In Fig. 4 social welfare is displayed as a function of politicians’ wage for a given distance. In region S bad politicians may divert taxes more easily, and pooling equilibrium with a wage \(W^*_{S}>{\hat{W}}_{S}\) is socially preferable to separating equilibrium.The opposite happens in region L, where diverting resources from the production of public goods is difficult, and \(W^*_{L}={\hat{W}}_{L}\). In the latter case, the high average quality of the pool of candidates participating in the electoral competition makes the selection effect of election socially more valuable than the discipline effect of high salaries, and the separating equilibrium is welfare-optimal. By allowing for different compensations to elected politicians in the two regions, \(W^*_{S}>W^*_{L}\), the legislator can maximize social welfare by realizing the separating equilibrium in the region L and the pooling equilibrium in the region S.

Fig. 4
figure 4

Social welfare and politicians’ wage

7 Conclusions

Decentralization institutional reforms are often considered an effective way to increase political accountability, thus increasing social welfare. This is not always supported by the empirical evidence, however. In this paper, we showed that the relationship between distance and public goods provision is non monotonic, and that the welfare effect of proximity depends on the share of good and bad politicians, the voters’ political awareness, and the cost and effectiveness of information biasing activities by the incumbent politician. Since these institutional features may vary across regions within the same country, a decentralization reform may be welfare improving for some region but detrimental for others. This is a risk in countries with large regional disparities.

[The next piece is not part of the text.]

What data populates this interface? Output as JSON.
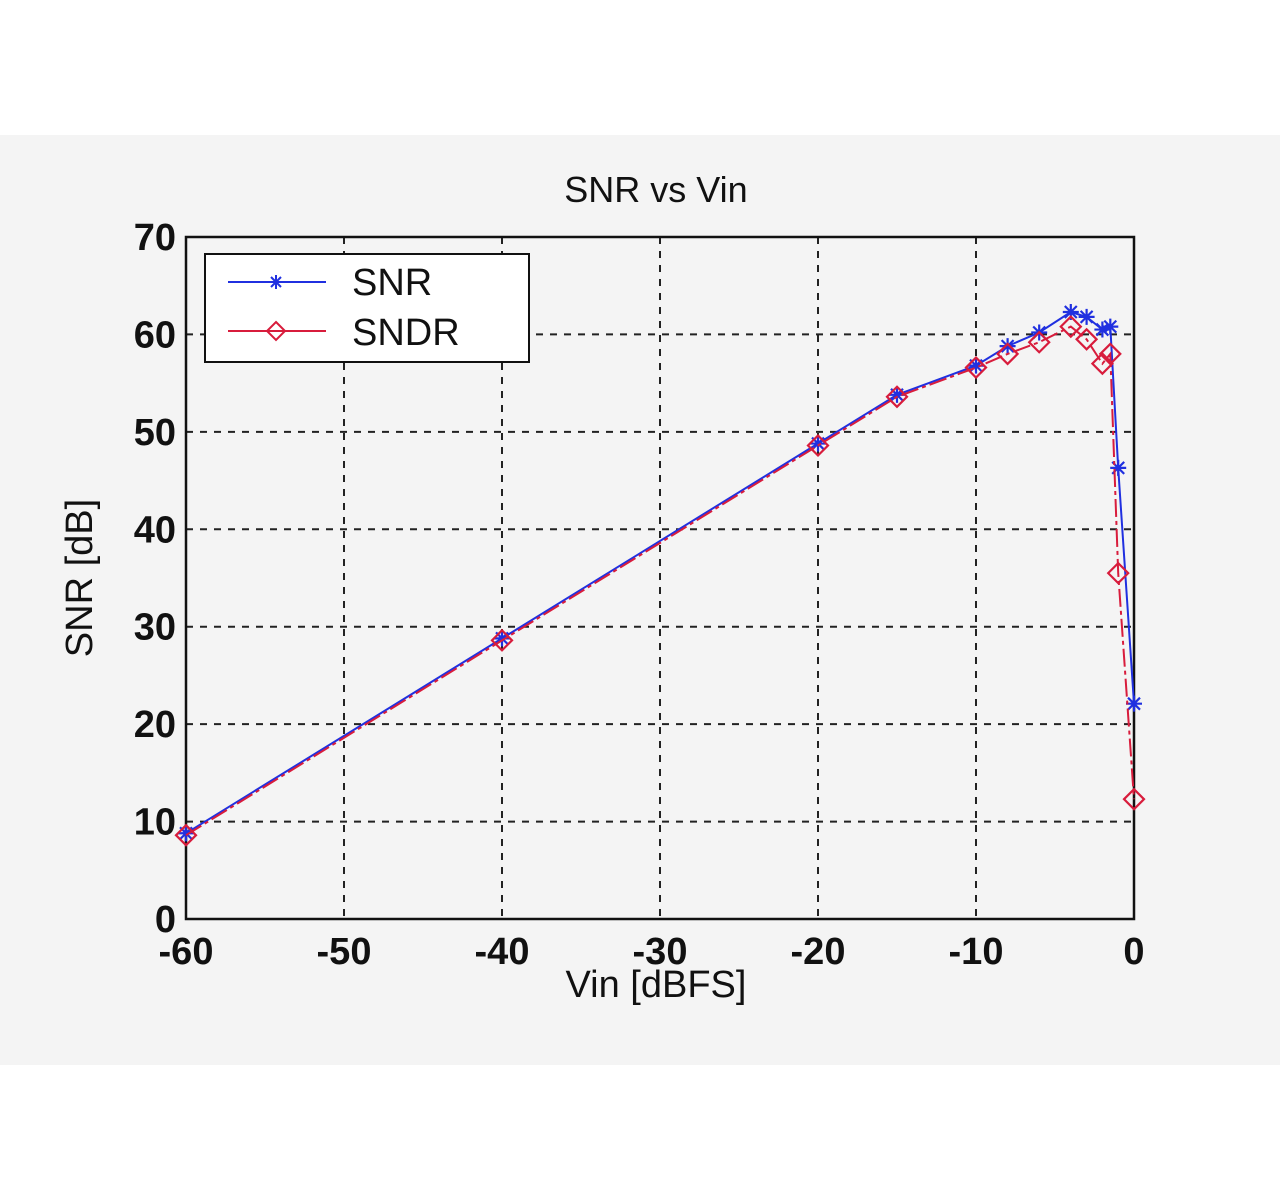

A policy implication of our analysis is that moderate or strong centralization of the political system should be recommended in some cases to select benevolent politicians or even to induce rent-seeking politicians to supply a larger amount of public good. In countries characterized by strong institutional disparities across regions, constitutional reforms aimed at increasing decentralization may result to be profitable for advanced regions and detrimental for the weak ones.